Sufit to element, do którego niemal nie przywiązujemy uwagi podczas wykańczania pomieszczeń. Równa, gładka powierzchnia, w kolorze innych ścian bądź białym – tak wyglądają sufity w większości naszych domów. A co gdyby postawić na coś niebanalnego? W ostatnim czasie ogromną furorę w świecie aranżacji wnętrz zrobiły czarne sufity. Jest to jednak rozwiązanie, które należy zastosować z rozmysłem we własnym domu. W jakich wnętrzach się w takim razie sprawdzi?

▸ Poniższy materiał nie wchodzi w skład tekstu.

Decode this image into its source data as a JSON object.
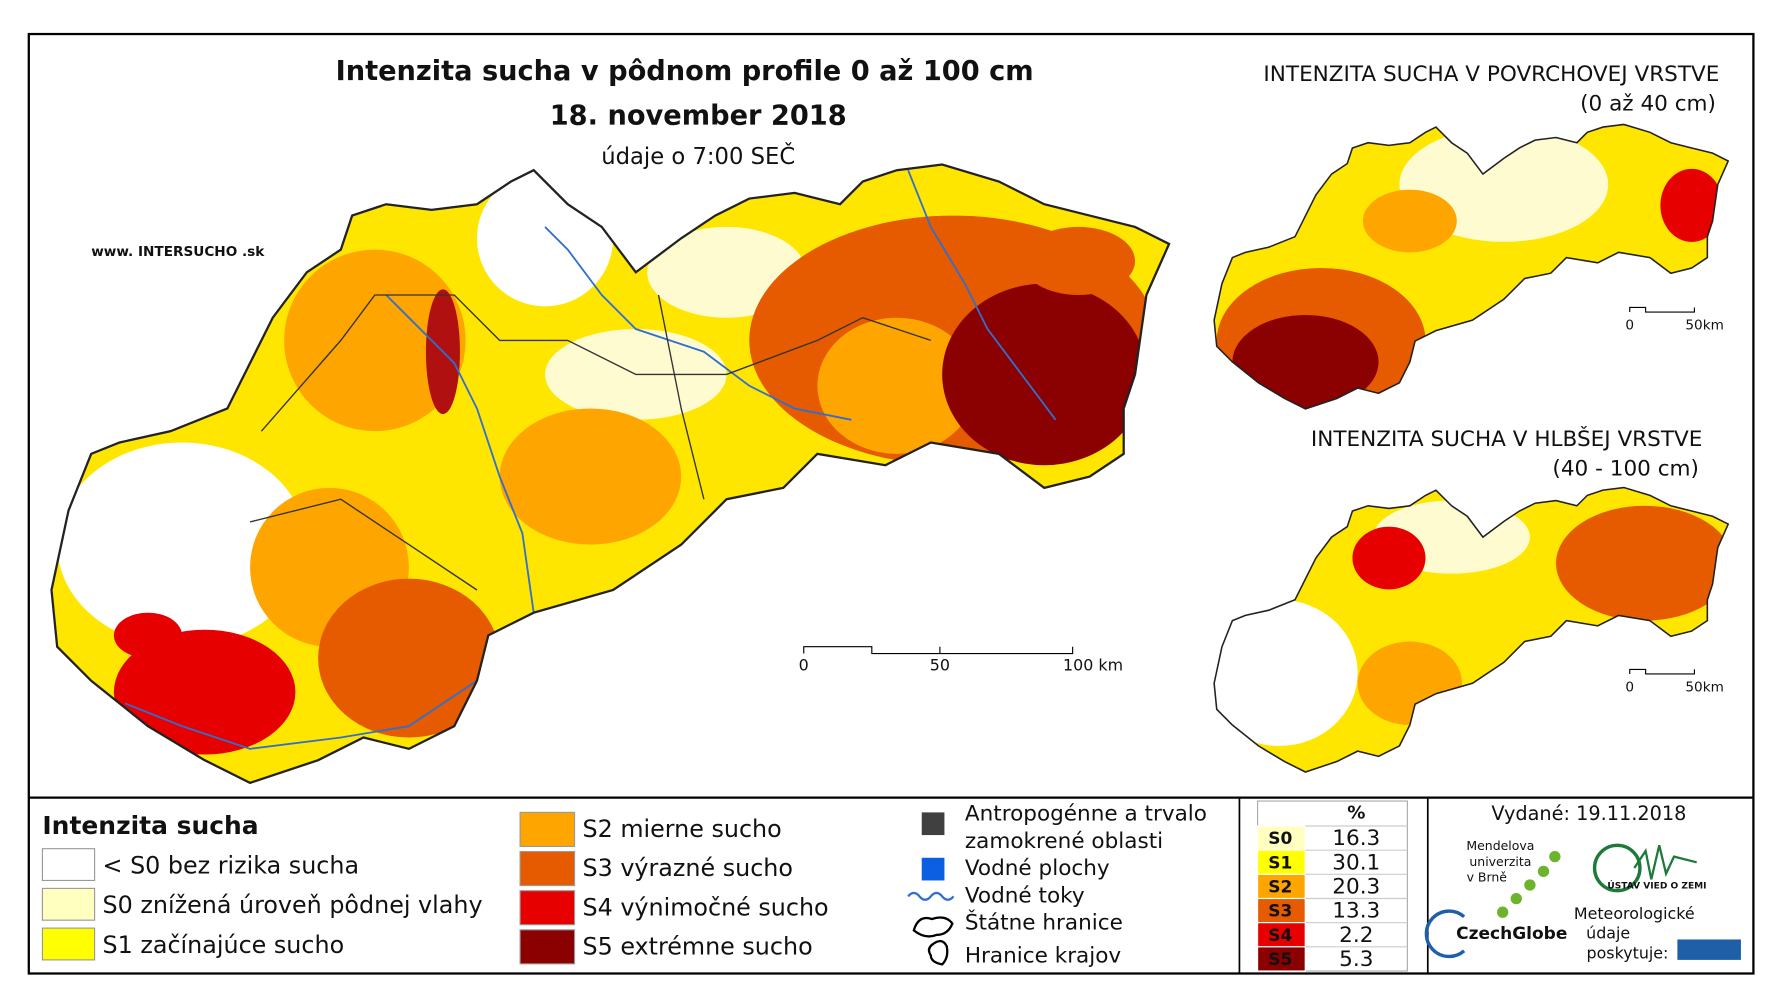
{
  "header": {
    "title": "Intenzita sucha v pôdnom profile 0 až 100 cm",
    "date": "18. november 2018",
    "time": "údaje o 7:00 SEČ"
  },
  "website": "www. INTERSUCHO .sk",
  "main_scale": [
    "0",
    "50",
    "100 km"
  ],
  "inset_surface": {
    "title": "INTENZITA SUCHA V POVRCHOVEJ VRSTVE",
    "subtitle": "(0 až 40 cm)",
    "scale": [
      "0",
      "50km"
    ]
  },
  "inset_deep": {
    "title": "INTENZITA SUCHA V HLBŠEJ VRSTVE",
    "subtitle": "(40 - 100 cm)",
    "scale": [
      "0",
      "50km"
    ]
  },
  "legend": {
    "title": "Intenzita sucha",
    "classes": [
      {
        "label": "< S0 bez rizika sucha",
        "color": "#ffffff"
      },
      {
        "label": "S0 znížená úroveň pôdnej vlahy",
        "color": "#ffffc0"
      },
      {
        "label": "S1 začínajúce sucho",
        "color": "#ffff00"
      },
      {
        "label": "S2 mierne sucho",
        "color": "#ffa500"
      },
      {
        "label": "S3 výrazné sucho",
        "color": "#e65a00"
      },
      {
        "label": "S4 výnimočné sucho",
        "color": "#e60000"
      },
      {
        "label": "S5 extrémne sucho",
        "color": "#8b0000"
      }
    ],
    "other": [
      {
        "lines": [
          "Antropogénne a trvalo",
          "zamokrené oblasti"
        ]
      },
      {
        "lines": [
          "Vodné plochy"
        ]
      },
      {
        "lines": [
          "Vodné toky"
        ]
      },
      {
        "lines": [
          "Štátne hranice"
        ]
      },
      {
        "lines": [
          "Hranice krajov"
        ]
      }
    ]
  },
  "stats": {
    "header": "%",
    "rows": [
      {
        "code": "S0",
        "percent": 16.3,
        "color": "#ffffc0"
      },
      {
        "code": "S1",
        "percent": 30.1,
        "color": "#ffff00"
      },
      {
        "code": "S2",
        "percent": 20.3,
        "color": "#ffa500"
      },
      {
        "code": "S3",
        "percent": 13.3,
        "color": "#e65a00"
      },
      {
        "code": "S4",
        "percent": 2.2,
        "color": "#e60000"
      },
      {
        "code": "S5",
        "percent": 5.3,
        "color": "#8b0000"
      }
    ]
  },
  "issued": "Vydané: 19.11.2018",
  "logos": {
    "mendel": [
      "Mendelova",
      "univerzita",
      "v Brně"
    ],
    "czechglobe": "CzechGlobe",
    "ustav": "ÚSTAV VIED O ZEMI",
    "meteo": [
      "Meteorologické",
      "údaje",
      "poskytuje:"
    ]
  }
}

Zalety czarnych sufitów napinanych
Czarny kolor większości z nas nie kojarzy się zbyt pozytywnie. Jednak w przypadku wystroju wnętrz robi on ogromną robotę. Przywykliśmy w ostatnich latach do minimalistycznych, niemal białych pomieszczeń. A gdyby tak połączyć je z czarnym sufitem? Warto jednak po to rozwiązanie sięgać z rozwagą. Czarna powierzchnia sufitu sprawdzi się szczególnie w przypadku przestronnych, jasnych wnętrz. Jeśli zdecydujemy się na to rozwiązanie w mieszkaniu o niewielkim metrażu, sprawimy, że będzie ono wydawało się jeszcze mniejsze. Warto wziąć również pod uwagę, że czarny kolor doskonale uwypukla wszelkie niedoskonałości ściany. Dlatego jeśli na suficie są drobne pęknięcia, jednak w połączeniu z jasnym kolorem są niemal niewidoczne, po przemalowaniu na ciemny kolor będą pierwszym co rzuci się w oczy po wejściu do pomieszczenia. Kolor ten polecany jest więc w szczególności w przypadku sufitów napinanych. Same czarne sufity napinane tworzą gładką, jednolitą powierzchnię. Doskonałym sposobem na wprowadzenie jeszcze większej elegancji do wnętrz jest wybór folii błyszczącej połączonej z czarną barwą.
Zanim zdecydujemy się na czarny sufit we własnym domu, warto się zastanowić czy, aby na pewno jest to dobry pomysł. Doskonałym miejscem, gdzie będzie on strzałem w dziesiątkę są stare, kamienice o nowoczesnym, nieco surowym wystroju.